Michelle Levine is a tenured associate professor of Bible in the Rebecca Ivry Department of Jewish Studies at Stern College for Women. She holds an MS in Bible from the Bernard Revel Graduate School of Jewish Studies, and a PhD in medieval biblical exegesis from New York University. She also studied at Michlalah Teacher’s College in Israel. Her research interests focus particularly on Nahmanides’ biblical commentary. Her recent research includes a study of this commentator’s literary analysis of biblical narratives, particularly his application of intertextuality to analyze biblical character as well as his structural analysis of the pattern and design of biblical narrative. In addition, she has broadened her research of Nahmanides’ literary perspective on biblical text by focusing on his analysis of the Bible’s songs and poems. Dr. Levine has delivered papers at various academic conferences on topics of biblical exegesis. Dr. Levine is the author of a book on the commentary of Nahmanides and his literary approach to biblical characterization, titled: NAHMANIDES ON GENESIS: THE ART OF BIBLICAL PORTRAITURE (Brown University Press, 2009). She has written articles published in academic journals on biblical exegesis, “The Inner World of Biblical Character Explored in Nahmanides’ Commentary on Genesis;” “Nahmanides’ Literary Approach to Biblical Narrative: Varied Repetition in the Joseph Story;” “Ramban on the Dynamics of Biblical Dialogue in the Book of Genesis;” “Character, Characterization, and Interextuality in Nahmanides’ Commentary on Biblical Narrative;” and “Ramban’s Integrative Reading of Biblical Narrative.”

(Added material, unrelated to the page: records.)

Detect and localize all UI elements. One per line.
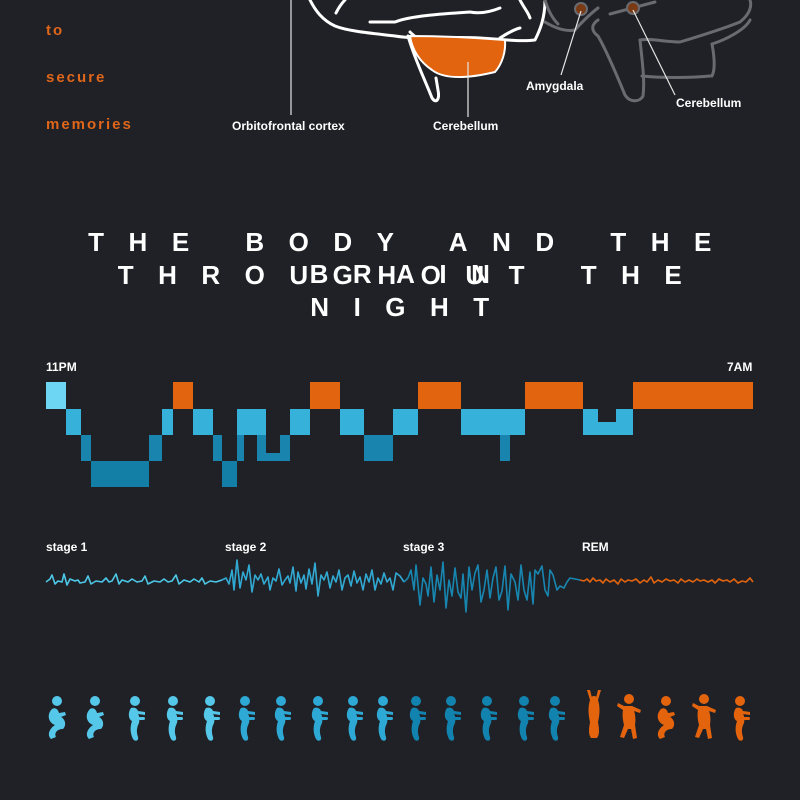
brain-illustration (290, 0, 753, 117)
time-start-label: 11PM (46, 360, 77, 374)
side-text-to: to (46, 22, 65, 39)
rem-label: REM (582, 540, 609, 554)
time-end-label: 7AM (727, 360, 753, 374)
wave-stage-3 (403, 561, 581, 613)
hypnogram-chart (46, 382, 753, 487)
wave-stage-1 (45, 573, 223, 586)
cerebellum-highlight (408, 34, 507, 78)
wave-stage-2 (221, 559, 405, 597)
label-cerebellum-right: Cerebellum (676, 96, 742, 110)
side-text-secure: secure (46, 69, 107, 86)
side-text-memories: memories (46, 116, 133, 133)
label-cerebellum-left: Cerebellum (433, 119, 499, 133)
cerebellum-dot (626, 1, 640, 15)
brain-waves (45, 559, 754, 613)
title-line-2: THROUGHOUT THE NIGHT (117, 260, 707, 322)
stage-3-label: stage 3 (403, 540, 445, 554)
title-line-1: THE BODY AND THE BRAIN (88, 227, 736, 289)
stage-2-label: stage 2 (225, 540, 267, 554)
body-figures (48, 690, 750, 741)
label-amygdala: Amygdala (526, 79, 584, 93)
amygdala-dot (574, 2, 588, 16)
wave-rem (579, 576, 754, 585)
stage-1-label: stage 1 (46, 540, 88, 554)
label-orbitofrontal-cortex: Orbitofrontal cortex (232, 119, 345, 133)
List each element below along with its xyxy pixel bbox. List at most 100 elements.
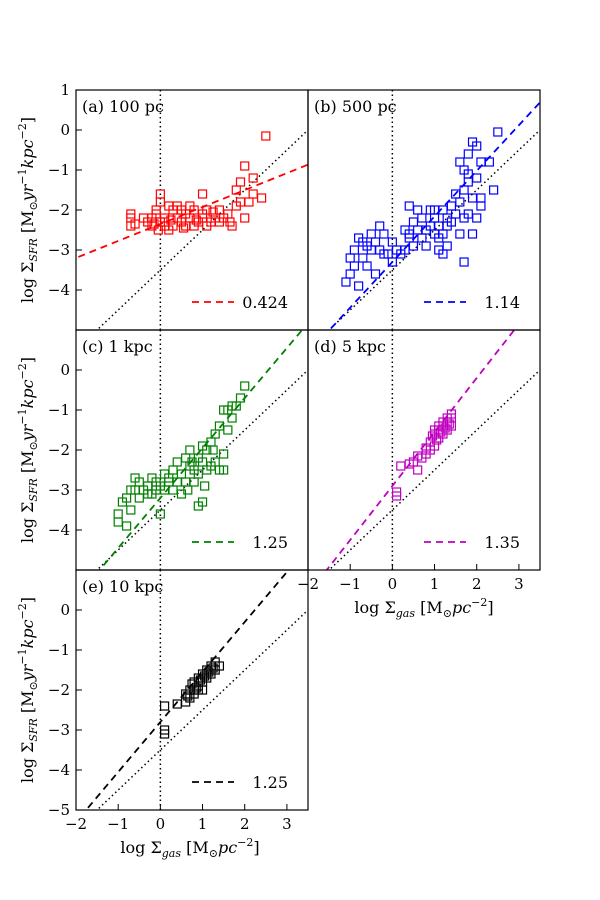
y-tick-label: −3: [48, 481, 70, 499]
data-point: [227, 413, 237, 423]
data-point: [208, 207, 218, 217]
data-point: [413, 205, 423, 215]
y-tick-label: −4: [48, 761, 70, 779]
data-point: [240, 381, 250, 391]
fit-line: [98, 330, 304, 570]
x-tick-label: −1: [339, 575, 361, 593]
data-point: [446, 409, 457, 419]
plot-area: [325, 330, 540, 570]
y-axis-title-top: log ΣSFR [M⊙yr−1kpc−2]: [16, 117, 40, 303]
data-point: [370, 269, 381, 279]
x-tick-label: −1: [107, 815, 129, 833]
data-point: [463, 149, 473, 159]
data-point: [202, 205, 212, 215]
data-point: [404, 201, 414, 211]
y-axis-title-bottom: log ΣSFR [M⊙yr−1kpc−2]: [16, 597, 40, 783]
y-tick-label: 0: [60, 121, 70, 139]
data-point: [197, 685, 208, 695]
data-point: [421, 241, 431, 251]
x-tick-label: 3: [514, 575, 524, 593]
x-axis-title-right: log Σgas [M⊙pc−2]: [354, 596, 493, 620]
data-point: [484, 157, 494, 167]
data-point: [404, 229, 414, 239]
data-point: [463, 177, 473, 187]
data-point: [235, 393, 246, 403]
data-point: [187, 457, 197, 467]
data-point: [223, 425, 233, 435]
data-point: [261, 131, 271, 141]
unity-reference-line: [328, 128, 540, 330]
x-tick-label: 0: [156, 815, 166, 833]
unity-reference-line: [328, 368, 540, 570]
data-point: [362, 261, 372, 271]
data-point: [257, 193, 267, 203]
y-tick-label: −2: [48, 201, 70, 219]
data-point: [219, 449, 229, 459]
data-point: [451, 209, 461, 219]
data-point: [379, 229, 389, 239]
data-point: [208, 663, 218, 673]
data-point: [130, 219, 140, 229]
x-axis-title-bottom: log Σgas [M⊙pc−2]: [120, 836, 259, 860]
data-point: [227, 401, 237, 411]
data-point: [442, 241, 452, 251]
data-point: [235, 177, 246, 187]
unity-reference-line: [96, 608, 308, 810]
data-point: [366, 229, 376, 239]
plot-area: [328, 90, 540, 330]
data-point: [472, 141, 482, 151]
panel-label: (c) 1 kpc: [82, 337, 153, 356]
data-point: [341, 277, 351, 287]
data-point: [200, 481, 210, 491]
data-point: [248, 173, 258, 183]
plot-area: [84, 570, 308, 810]
data-point: [493, 127, 503, 137]
data-point: [417, 213, 427, 223]
panel-label: (b) 500 pc: [314, 97, 397, 116]
data-point: [126, 505, 136, 515]
data-point: [375, 221, 385, 231]
data-point: [370, 237, 381, 247]
data-point: [193, 501, 203, 511]
panels-group: 1 0 −1 −2 −3 −4 (a) 100 pc 0.424 (b) 500 pc 1.14 0…: [48, 81, 541, 833]
y-tick-label: −5: [48, 801, 70, 819]
x-tick-label: −2: [65, 815, 87, 833]
data-point: [429, 205, 440, 215]
data-point: [489, 185, 499, 195]
fit-line: [325, 330, 516, 570]
axes-frame: [307, 329, 541, 571]
data-point: [166, 215, 176, 225]
y-tick-label: −2: [48, 681, 70, 699]
y-tick-label: 0: [60, 601, 70, 619]
data-point: [113, 517, 123, 527]
data-point: [391, 491, 402, 501]
fit-line: [76, 163, 308, 259]
y-tick-label: −1: [48, 161, 70, 179]
y-tick-label: −3: [48, 721, 70, 739]
data-point: [442, 213, 452, 223]
y-tick-label: −4: [48, 521, 70, 539]
panel-2: (b) 500 pc 1.14: [307, 89, 541, 331]
data-point: [467, 229, 478, 239]
data-point: [197, 189, 208, 199]
data-point: [244, 197, 254, 207]
data-point: [155, 509, 165, 519]
y-tick-label: −2: [48, 441, 70, 459]
fit-line: [328, 101, 540, 330]
data-point: [413, 465, 423, 475]
legend-label: 1.25: [252, 773, 288, 792]
data-point: [134, 493, 144, 503]
panel-label: (a) 100 pc: [82, 97, 164, 116]
data-point: [240, 213, 250, 223]
unity-reference-line: [96, 368, 308, 570]
y-tick-label: −3: [48, 241, 70, 259]
data-point: [149, 219, 159, 229]
legend-label: 0.424: [242, 293, 288, 312]
data-point: [455, 157, 465, 167]
data-point: [472, 173, 482, 183]
data-point: [476, 157, 486, 167]
data-point: [122, 521, 132, 531]
data-point: [181, 477, 191, 487]
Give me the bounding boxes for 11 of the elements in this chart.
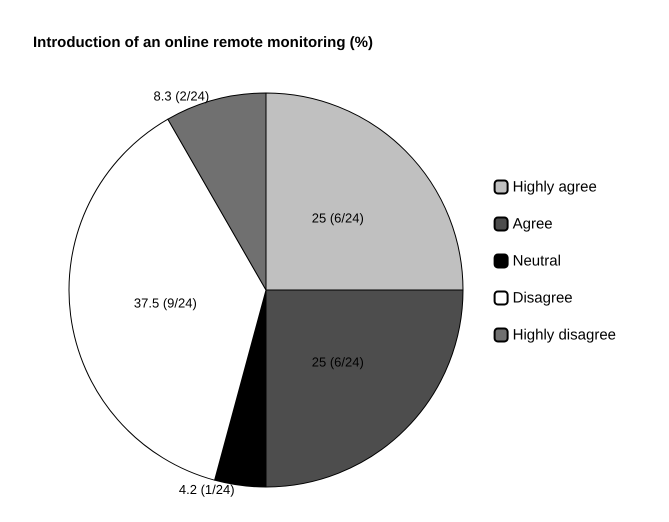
data-label: 25 (6/24) [312,210,364,226]
legend-label: Disagree [512,290,573,306]
legend-label: Highly disagree [512,326,616,344]
data-label: 4.2 (1/24) [178,482,235,497]
chart-title: Introduction of an online remote monitoring (%) [33,34,373,51]
data-label: 8.3 (2/24) [154,88,210,104]
legend-label: Agree [512,216,553,232]
legend-label: Highly agree [512,178,597,196]
data-label: 37.5 (9/24) [134,296,197,311]
legend-label: Neutral [512,252,561,270]
data-label: 25 (6/24) [312,354,364,370]
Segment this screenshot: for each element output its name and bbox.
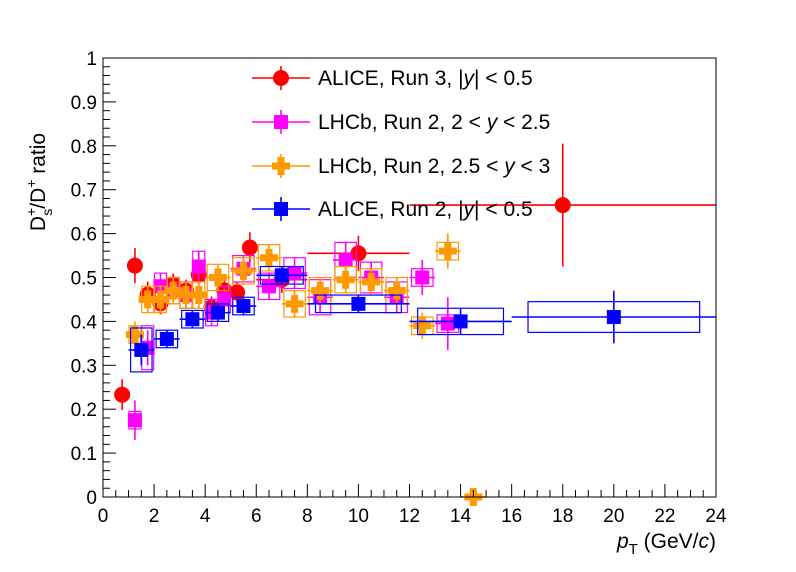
y-tick-label: 1 [86,49,97,70]
legend-marker [274,115,288,129]
data-point [134,342,149,357]
data-point [217,292,232,307]
data-point [274,268,289,283]
data-point [234,261,253,280]
data-point [125,325,144,344]
y-axis-label: D+s/D+ ratio [23,133,55,231]
data-point [440,316,455,331]
y-tick-label: 0.1 [71,444,97,465]
data-point [241,239,258,256]
data-point [285,294,304,313]
data-point [415,270,430,285]
data-point [554,197,571,214]
data-point [185,312,200,327]
legend-entry-2: LHCb, Run 2, 2.5 < y < 3 [252,154,550,178]
data-point [114,386,131,403]
legend-label: ALICE, Run 3, |y| < 0.5 [318,67,533,90]
y-tick-label: 0.2 [71,400,97,421]
y-tick-label: 0.3 [71,356,97,377]
legend: ALICE, Run 3, |y| < 0.5 LHCb, Run 2, 2 < … [252,66,550,221]
x-tick-label: 20 [603,506,624,527]
x-tick-label: 4 [200,506,211,527]
series-3 [128,265,716,373]
data-point [164,281,183,300]
x-tick-label: 22 [654,506,675,527]
x-tick-label: 2 [149,506,160,527]
legend-label: LHCb, Run 2, 2.5 < y < 3 [318,155,550,178]
x-axis-label: pT (GeV/c) [616,530,716,558]
data-point [151,290,170,309]
axis-ticks: 0 2 4 6 8 10 12 14 16 18 20 22 2400.10.20.30.40.50.6… [71,49,727,527]
data-point [208,268,227,287]
legend-label: ALICE, Run 2, |y| < 0.5 [318,198,533,221]
x-tick-label: 8 [302,506,313,527]
data-series-layer [114,143,716,506]
data-point [387,281,406,300]
data-point [229,284,246,301]
y-tick-label: 0.7 [71,181,97,202]
x-tick-label: 0 [98,506,109,527]
data-point [606,310,621,325]
data-point [138,290,157,309]
x-tick-label: 10 [348,506,369,527]
data-point [236,299,251,314]
data-point [262,279,277,294]
data-point [438,242,457,261]
y-tick-label: 0.6 [71,225,97,246]
data-point [177,286,196,305]
y-tick-label: 0.4 [71,312,98,333]
y-tick-label: 0.5 [71,269,97,290]
data-point [351,296,366,311]
data-point [159,331,174,346]
data-point [311,281,330,300]
legend-label: LHCb, Run 2, 2 < y < 2.5 [318,111,550,134]
data-point [453,314,468,329]
data-point [189,286,208,305]
data-point [260,248,279,267]
legend-marker [273,70,289,86]
data-point [210,305,225,320]
x-tick-label: 18 [552,506,573,527]
data-point [338,252,353,267]
data-point [127,413,142,428]
x-tick-label: 12 [399,506,420,527]
legend-marker [272,157,290,175]
x-tick-label: 16 [501,506,522,527]
x-tick-label: 14 [450,506,472,527]
data-point [413,316,432,335]
x-tick-label: 24 [705,506,727,527]
data-point [350,245,367,262]
data-point [362,272,381,291]
legend-entry-1: LHCb, Run 2, 2 < y < 2.5 [252,110,550,134]
data-point [287,266,302,281]
data-point [191,259,206,274]
data-point [126,257,143,274]
legend-marker [274,202,288,216]
y-tick-label: 0.8 [71,137,97,158]
x-tick-label: 6 [251,506,262,527]
y-tick-label: 0.9 [71,93,97,114]
legend-entry-3: ALICE, Run 2, |y| < 0.5 [252,197,533,221]
data-point [336,270,355,289]
legend-entry-0: ALICE, Run 3, |y| < 0.5 [252,66,533,90]
y-tick-label: 0 [86,488,97,509]
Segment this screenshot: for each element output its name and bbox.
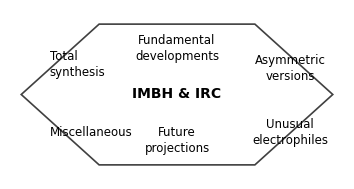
Text: Unusual
electrophiles: Unusual electrophiles bbox=[252, 118, 328, 147]
Text: Miscellaneous: Miscellaneous bbox=[50, 126, 132, 139]
Text: IMBH & IRC: IMBH & IRC bbox=[132, 88, 222, 101]
Text: Total
synthesis: Total synthesis bbox=[50, 50, 105, 79]
Text: Fundamental
developments: Fundamental developments bbox=[135, 34, 219, 63]
Text: Future
projections: Future projections bbox=[144, 126, 210, 155]
Text: Asymmetric
versions: Asymmetric versions bbox=[255, 53, 326, 83]
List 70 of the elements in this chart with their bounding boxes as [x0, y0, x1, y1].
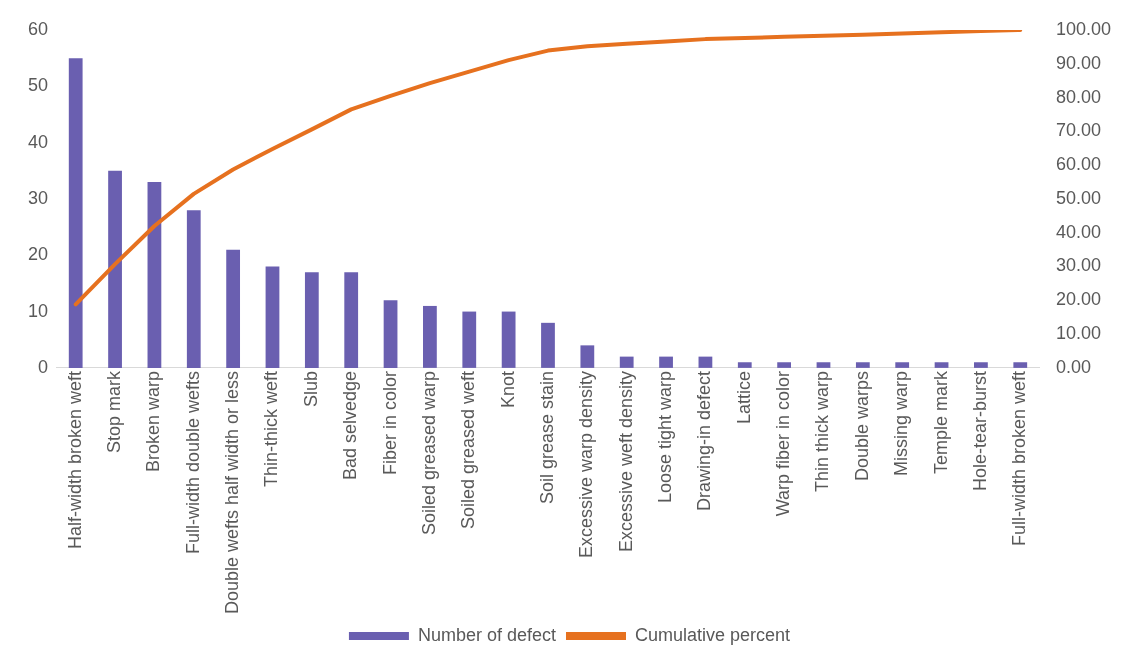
- y2-tick-label: 20.00: [1055, 289, 1101, 310]
- x-tick-label: Soil grease stain: [536, 370, 557, 504]
- x-tick-label: Soiled greased warp: [418, 370, 439, 535]
- x-tick-label: Double wefts half width or less: [222, 370, 243, 615]
- x-tick-label: Drawing-in defect: [694, 370, 715, 511]
- x-tick-label: Full-width broken weft: [1009, 370, 1030, 546]
- y2-tick-label: 10.00: [1055, 323, 1101, 344]
- bar: [147, 182, 162, 368]
- bar: [265, 266, 280, 368]
- y-tick-label: 60: [27, 18, 49, 39]
- y2-tick-label: 40.00: [1055, 221, 1101, 242]
- x-tick-label: Temple mark: [930, 369, 951, 474]
- y2-tick-label: 0.00: [1055, 356, 1091, 377]
- legend-label: Cumulative percent: [635, 624, 791, 645]
- bar: [501, 311, 516, 368]
- bar: [186, 210, 201, 368]
- bar: [423, 305, 437, 368]
- bar: [816, 362, 831, 368]
- x-tick-label: Full-width double wefts: [182, 370, 203, 554]
- bar: [855, 362, 870, 368]
- x-tick-label: Excessive weft density: [615, 370, 636, 552]
- bar: [68, 58, 83, 368]
- x-tick-label: Knot: [497, 370, 518, 408]
- bar: [619, 356, 634, 368]
- x-tick-label: Fiber in color: [379, 370, 400, 475]
- y2-tick-label: 30.00: [1055, 255, 1101, 276]
- bar: [777, 362, 792, 368]
- y-tick-label: 0: [38, 356, 49, 377]
- bar: [304, 272, 319, 368]
- x-tick-label: Thin thick warp: [812, 370, 833, 492]
- x-tick-label: Double warps: [851, 370, 872, 481]
- legend-label: Number of defect: [417, 624, 557, 645]
- y2-tick-label: 100.00: [1055, 18, 1112, 39]
- y-tick-label: 30: [27, 187, 49, 208]
- x-tick-label: Loose tight warp: [655, 370, 676, 503]
- bar: [541, 322, 555, 368]
- bar: [895, 362, 910, 368]
- y2-tick-label: 80.00: [1055, 86, 1101, 107]
- x-tick-label: Warp fiber in color: [773, 370, 794, 517]
- x-tick-label: Half-width broken weft: [64, 370, 85, 549]
- y-tick-label: 10: [27, 300, 49, 321]
- bar: [934, 362, 949, 368]
- x-tick-label: Bad selvedge: [340, 370, 361, 480]
- bar: [344, 272, 359, 368]
- x-tick-label: Lattice: [733, 370, 754, 424]
- x-tick-label: Excessive warp density: [576, 370, 597, 558]
- x-tick-label: Slub: [300, 370, 321, 407]
- bar: [698, 356, 713, 368]
- bar: [580, 345, 595, 368]
- bar: [974, 362, 988, 368]
- bar: [737, 362, 752, 368]
- y2-tick-label: 60.00: [1055, 154, 1101, 175]
- bar: [108, 170, 122, 368]
- x-tick-label: Missing warp: [891, 370, 912, 476]
- x-tick-label: Thin-thick weft: [261, 370, 282, 487]
- x-tick-label: Soiled greased weft: [458, 370, 479, 529]
- x-tick-label: Hole-tear-burst: [969, 370, 990, 491]
- y2-tick-label: 50.00: [1055, 187, 1101, 208]
- bar: [659, 356, 673, 368]
- x-tick-label: Broken warp: [143, 370, 164, 472]
- bar: [383, 300, 398, 368]
- y-tick-label: 50: [27, 75, 49, 96]
- x-tick-label: Stop mark: [104, 369, 125, 453]
- y2-tick-label: 90.00: [1055, 52, 1101, 73]
- bar: [226, 249, 241, 368]
- y2-tick-label: 70.00: [1055, 120, 1101, 141]
- bar: [1013, 362, 1028, 368]
- bar: [462, 311, 477, 368]
- y-tick-label: 40: [27, 131, 49, 152]
- y-tick-label: 20: [27, 244, 49, 265]
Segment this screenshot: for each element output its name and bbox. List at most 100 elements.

Joel Hecker serves as Professor of Jewish Mysticism at the Reconstructionist Rabbinical College, and is among today’s most prominent scholars of kabbalah. He is the author of Volume 11 and Volume 12 of The Zohar: Pritzker Edition, the first complete annotated translation of the Zohar, the central and canonical text of Jewish mysticism. He holds an H.B.A. in English literature from the University of Toronto, rabbinic ordination and M.S. in Jewish philosophy from Yeshiva University, and a doctorate in Judaic Studies, specializing in Jewish mysticism, from New York University. He has been a fellow at the Center for Advanced Judaic Studies at the University of Pennsylvania; fellow at the Shalom Hartman Institute in Jerusalem; Visiting Instructor at the University of Pennsylvania, the Jewish Theological Seminary and Yeshiva University; and lectured at a range of universities, adult-education institutions, as well as synagogues of all four major denominations. Hecker is the author of Mystical Bodies, Mystical Meals: Eating and Embodiment in Medieval Kabbalah (Wayne State University Press, 2004), and has published widely on a range of themes in Jewish mysticism.